= Wendy Day =

American talent agent

Wendy Day (born 1962) is a mentor and consultant for hip-hop artists. In 1992, she founded the Rap Coalition, a not-for-profit organization helping artists navigate the industry more advantageously. She also founded the consulting firm PowerMoves, advising artists and labels on independent options.

==Rap Coalition==
In one account, Rap Coalition was founded in 1992 once Day sold her condo, investments, and car to fund the not-for-profit organization. In any case, it would help hip-hop artists learn of exploitative practices, connect with artists sharing interests, and, through a support group, navigate the industry.

Throughout the 1990s, Day brokered landmark deals: Master P and No Limit Records’ 85/15 distribution deal with Priority Records, Twista’s 50/50 venture with Atlantic Records, and Cash Money Records’ $30 million deal with Universal Music Group.

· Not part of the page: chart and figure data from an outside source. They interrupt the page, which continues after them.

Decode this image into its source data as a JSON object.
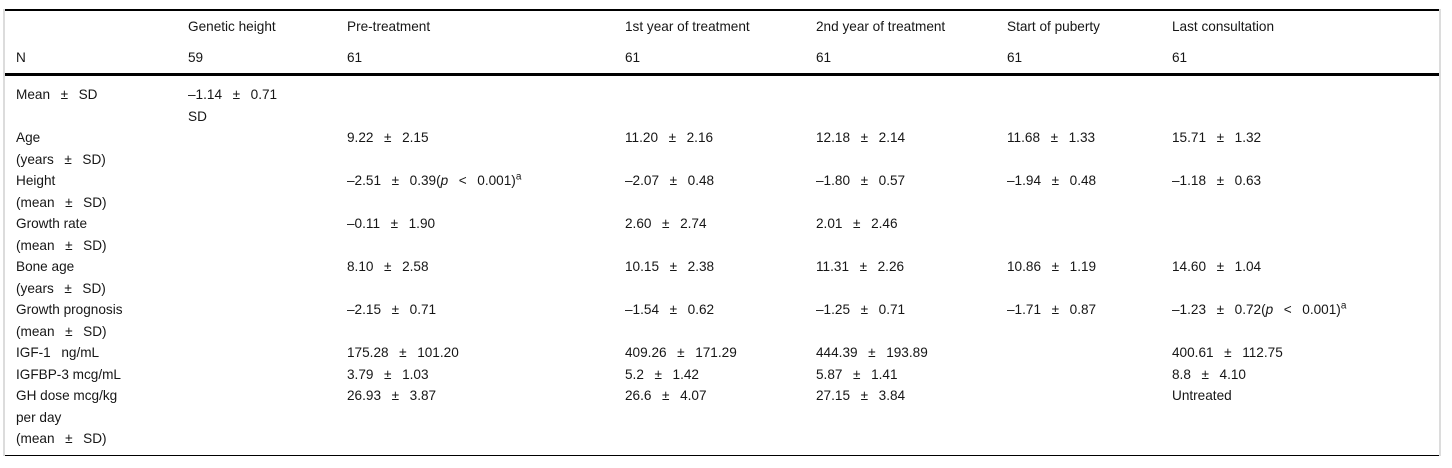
{
  "table": {
    "columns": [
      "",
      "Genetic height",
      "Pre-treatment",
      "1st year of treatment",
      "2nd year of treatment",
      "Start of puberty",
      "Last consultation"
    ],
    "n_row": {
      "label": "N",
      "values": [
        "59",
        "61",
        "61",
        "61",
        "61",
        "61"
      ]
    },
    "rows": [
      {
        "label": {
          "lines": [
            {
              "t": "Mean ± SD",
              "wide": true
            }
          ]
        },
        "cells": [
          {
            "lines": [
              "–1.14 ± 0.71",
              "SD"
            ]
          },
          null,
          null,
          null,
          null,
          null
        ]
      },
      {
        "label": {
          "lines": [
            {
              "t": "Age",
              "wide": false
            },
            {
              "t": "(years ± SD)",
              "wide": true
            }
          ]
        },
        "cells": [
          null,
          "9.22 ± 2.15",
          "11.20 ± 2.16",
          "12.18 ± 2.14",
          "11.68 ± 1.33",
          "15.71 ± 1.32"
        ]
      },
      {
        "label": {
          "lines": [
            {
              "t": "Height",
              "wide": false
            },
            {
              "t": "(mean ± SD)",
              "wide": true
            }
          ]
        },
        "cells": [
          null,
          {
            "parts": [
              {
                "t": "–2.51 ± 0.39("
              },
              {
                "t": "p",
                "style": "i"
              },
              {
                "t": " < "
              },
              {
                "t": "0.001)"
              },
              {
                "t": "a",
                "style": "sup"
              }
            ]
          },
          "–2.07 ± 0.48",
          "–1.80 ± 0.57",
          "–1.94 ± 0.48",
          "–1.18 ± 0.63"
        ]
      },
      {
        "label": {
          "lines": [
            {
              "t": "Growth rate",
              "wide": false
            },
            {
              "t": "(mean ± SD)",
              "wide": true
            }
          ]
        },
        "cells": [
          null,
          "–0.11 ± 1.90",
          "2.60 ± 2.74",
          "2.01 ± 2.46",
          null,
          null
        ]
      },
      {
        "label": {
          "lines": [
            {
              "t": "Bone age",
              "wide": false
            },
            {
              "t": "(years ± SD)",
              "wide": true
            }
          ]
        },
        "cells": [
          null,
          "8.10 ± 2.58",
          "10.15 ± 2.38",
          "11.31 ± 2.26",
          "10.86 ± 1.19",
          "14.60 ± 1.04"
        ]
      },
      {
        "label": {
          "lines": [
            {
              "t": "Growth prognosis",
              "wide": false
            },
            {
              "t": "(mean ± SD)",
              "wide": true
            }
          ]
        },
        "cells": [
          null,
          "–2.15 ± 0.71",
          "–1.54 ± 0.62",
          "–1.25 ± 0.71",
          "–1.71 ± 0.87",
          {
            "parts": [
              {
                "t": "–1.23 ± 0.72("
              },
              {
                "t": "p",
                "style": "i"
              },
              {
                "t": " < "
              },
              {
                "t": "0.001)"
              },
              {
                "t": "a",
                "style": "sup"
              }
            ]
          }
        ]
      },
      {
        "label": {
          "lines": [
            {
              "t": "IGF-1 ng/mL",
              "wide": true
            }
          ]
        },
        "cells": [
          null,
          "175.28 ± 101.20",
          "409.26 ± 171.29",
          "444.39 ± 193.89",
          null,
          "400.61 ± 112.75"
        ]
      },
      {
        "label": {
          "lines": [
            {
              "t": "IGFBP-3 mcg/mL",
              "wide": false
            }
          ]
        },
        "cells": [
          null,
          "3.79 ± 1.03",
          "5.2 ± 1.42",
          "5.87 ± 1.41",
          null,
          "8.8 ± 4.10"
        ]
      },
      {
        "label": {
          "lines": [
            {
              "t": "GH dose mcg/kg",
              "wide": false
            },
            {
              "t": "per day",
              "wide": false
            },
            {
              "t": "(mean ± SD)",
              "wide": true
            }
          ]
        },
        "cells": [
          null,
          "26.93 ± 3.87",
          "26.6 ± 4.07",
          "27.15 ± 3.84",
          null,
          "Untreated"
        ]
      }
    ]
  },
  "colors": {
    "rule": "#000000",
    "edge_line": "#dcdcdc",
    "text": "#161616"
  }
}
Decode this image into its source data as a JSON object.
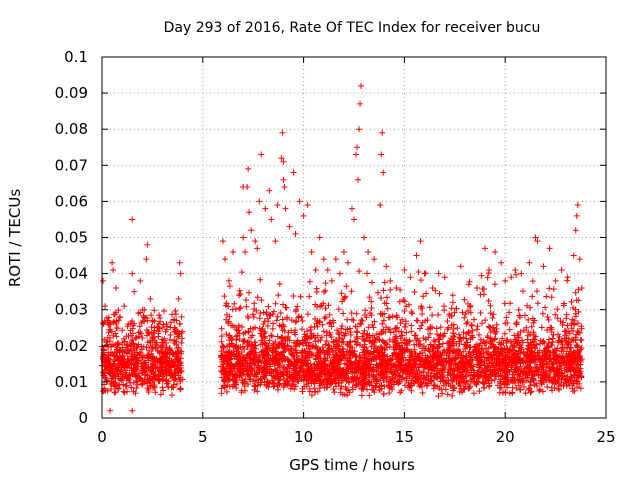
{
  "chart_data": {
    "type": "scatter",
    "title": "Day 293 of 2016, Rate Of TEC Index for receiver bucu",
    "xlabel": "GPS time / hours",
    "ylabel": "ROTI / TECUs",
    "xlim": [
      0,
      25
    ],
    "ylim": [
      0,
      0.1
    ],
    "grid": true,
    "marker": "+",
    "color": "#ff0000",
    "x_ticks": [
      "0",
      "5",
      "10",
      "15",
      "20",
      "25"
    ],
    "x_tick_values": [
      0,
      5,
      10,
      15,
      20,
      25
    ],
    "y_ticks": [
      "0",
      "0.01",
      "0.02",
      "0.03",
      "0.04",
      "0.05",
      "0.06",
      "0.07",
      "0.08",
      "0.09",
      "0.1"
    ],
    "y_tick_values": [
      0,
      0.01,
      0.02,
      0.03,
      0.04,
      0.05,
      0.06,
      0.07,
      0.08,
      0.09,
      0.1
    ],
    "series": [
      {
        "name": "ROTI",
        "points": [
          [
            0.05,
            0.038
          ],
          [
            0.15,
            0.031
          ],
          [
            0.3,
            0.027
          ],
          [
            0.5,
            0.043
          ],
          [
            0.55,
            0.041
          ],
          [
            0.7,
            0.036
          ],
          [
            0.9,
            0.028
          ],
          [
            1.1,
            0.031
          ],
          [
            1.3,
            0.026
          ],
          [
            1.5,
            0.04
          ],
          [
            1.6,
            0.035
          ],
          [
            1.8,
            0.029
          ],
          [
            1.9,
            0.038
          ],
          [
            2.1,
            0.03
          ],
          [
            2.2,
            0.044
          ],
          [
            2.25,
            0.048
          ],
          [
            2.4,
            0.033
          ],
          [
            2.6,
            0.025
          ],
          [
            2.8,
            0.024
          ],
          [
            3.0,
            0.021
          ],
          [
            3.2,
            0.026
          ],
          [
            3.4,
            0.023
          ],
          [
            3.6,
            0.025
          ],
          [
            3.8,
            0.033
          ],
          [
            3.85,
            0.043
          ],
          [
            3.9,
            0.04
          ],
          [
            3.95,
            0.028
          ],
          [
            0.4,
            0.002
          ],
          [
            1.5,
            0.002
          ],
          [
            1.5,
            0.055
          ],
          [
            6.0,
            0.049
          ],
          [
            6.1,
            0.044
          ],
          [
            6.3,
            0.038
          ],
          [
            6.5,
            0.046
          ],
          [
            6.8,
            0.034
          ],
          [
            7.0,
            0.05
          ],
          [
            7.1,
            0.046
          ],
          [
            7.2,
            0.064
          ],
          [
            7.25,
            0.069
          ],
          [
            7.3,
            0.057
          ],
          [
            7.4,
            0.052
          ],
          [
            7.6,
            0.049
          ],
          [
            7.7,
            0.047
          ],
          [
            7.8,
            0.06
          ],
          [
            7.9,
            0.073
          ],
          [
            8.1,
            0.058
          ],
          [
            8.3,
            0.063
          ],
          [
            8.4,
            0.055
          ],
          [
            8.6,
            0.049
          ],
          [
            8.7,
            0.059
          ],
          [
            8.9,
            0.072
          ],
          [
            8.95,
            0.079
          ],
          [
            9.0,
            0.066
          ],
          [
            9.05,
            0.064
          ],
          [
            9.1,
            0.058
          ],
          [
            9.3,
            0.053
          ],
          [
            9.5,
            0.068
          ],
          [
            9.6,
            0.051
          ],
          [
            9.8,
            0.06
          ],
          [
            10.0,
            0.056
          ],
          [
            10.2,
            0.059
          ],
          [
            10.4,
            0.046
          ],
          [
            10.6,
            0.041
          ],
          [
            10.8,
            0.05
          ],
          [
            11.0,
            0.044
          ],
          [
            11.2,
            0.041
          ],
          [
            11.4,
            0.038
          ],
          [
            11.6,
            0.044
          ],
          [
            11.8,
            0.04
          ],
          [
            12.0,
            0.046
          ],
          [
            12.2,
            0.043
          ],
          [
            12.4,
            0.058
          ],
          [
            12.5,
            0.055
          ],
          [
            12.6,
            0.073
          ],
          [
            12.7,
            0.066
          ],
          [
            12.75,
            0.08
          ],
          [
            12.8,
            0.087
          ],
          [
            12.85,
            0.092
          ],
          [
            13.0,
            0.05
          ],
          [
            13.2,
            0.046
          ],
          [
            13.5,
            0.044
          ],
          [
            13.8,
            0.059
          ],
          [
            13.85,
            0.073
          ],
          [
            13.9,
            0.079
          ],
          [
            13.95,
            0.068
          ],
          [
            14.1,
            0.042
          ],
          [
            14.3,
            0.038
          ],
          [
            14.6,
            0.036
          ],
          [
            15.0,
            0.041
          ],
          [
            15.3,
            0.039
          ],
          [
            15.6,
            0.045
          ],
          [
            15.8,
            0.049
          ],
          [
            16.0,
            0.04
          ],
          [
            16.4,
            0.036
          ],
          [
            16.7,
            0.04
          ],
          [
            17.0,
            0.039
          ],
          [
            17.4,
            0.034
          ],
          [
            17.8,
            0.042
          ],
          [
            18.2,
            0.037
          ],
          [
            18.6,
            0.036
          ],
          [
            19.0,
            0.047
          ],
          [
            19.2,
            0.041
          ],
          [
            19.5,
            0.046
          ],
          [
            19.8,
            0.043
          ],
          [
            20.0,
            0.038
          ],
          [
            20.3,
            0.039
          ],
          [
            20.5,
            0.041
          ],
          [
            20.8,
            0.04
          ],
          [
            21.2,
            0.043
          ],
          [
            21.5,
            0.05
          ],
          [
            21.6,
            0.049
          ],
          [
            21.9,
            0.042
          ],
          [
            22.2,
            0.047
          ],
          [
            22.5,
            0.038
          ],
          [
            22.8,
            0.041
          ],
          [
            23.1,
            0.039
          ],
          [
            23.4,
            0.045
          ],
          [
            23.5,
            0.052
          ],
          [
            23.55,
            0.056
          ],
          [
            23.6,
            0.059
          ],
          [
            23.7,
            0.044
          ],
          [
            23.8,
            0.036
          ],
          [
            12.65,
            0.075
          ],
          [
            7.0,
            0.064
          ],
          [
            9.0,
            0.071
          ]
        ]
      }
    ]
  }
}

Day organized the 1997 Rap Olympics, whereby Eminem, invited by Day via his debut album Infinite to perform, gained an Interscope Records deal. Day also assisted Lil Wayne, B.G., Juvenile, the Hot Boys, C-Murder, Fiend, Do or Die, Boosie, Webbie, David Banner, Ras Kass, Trouble, and Young Buck, among others. Altogether, Day's clients have sold over $1 billion of sound recordings.

==Other projects==
Day also operates the music-consulting company PowerMoves, which advises artists and independent record labels on options without sponsorship by a major record label. PowerMoves also helps artists gain direct investors apart from record labels.

Day authored the book How to Get a Record Deal, revised in 2016, whose audiobook is narrated by Slick Rick.

In 2023, Day joined beatBread's Artist Advocacy Council, which provides critical advice to the independent artist-focused music funding platform.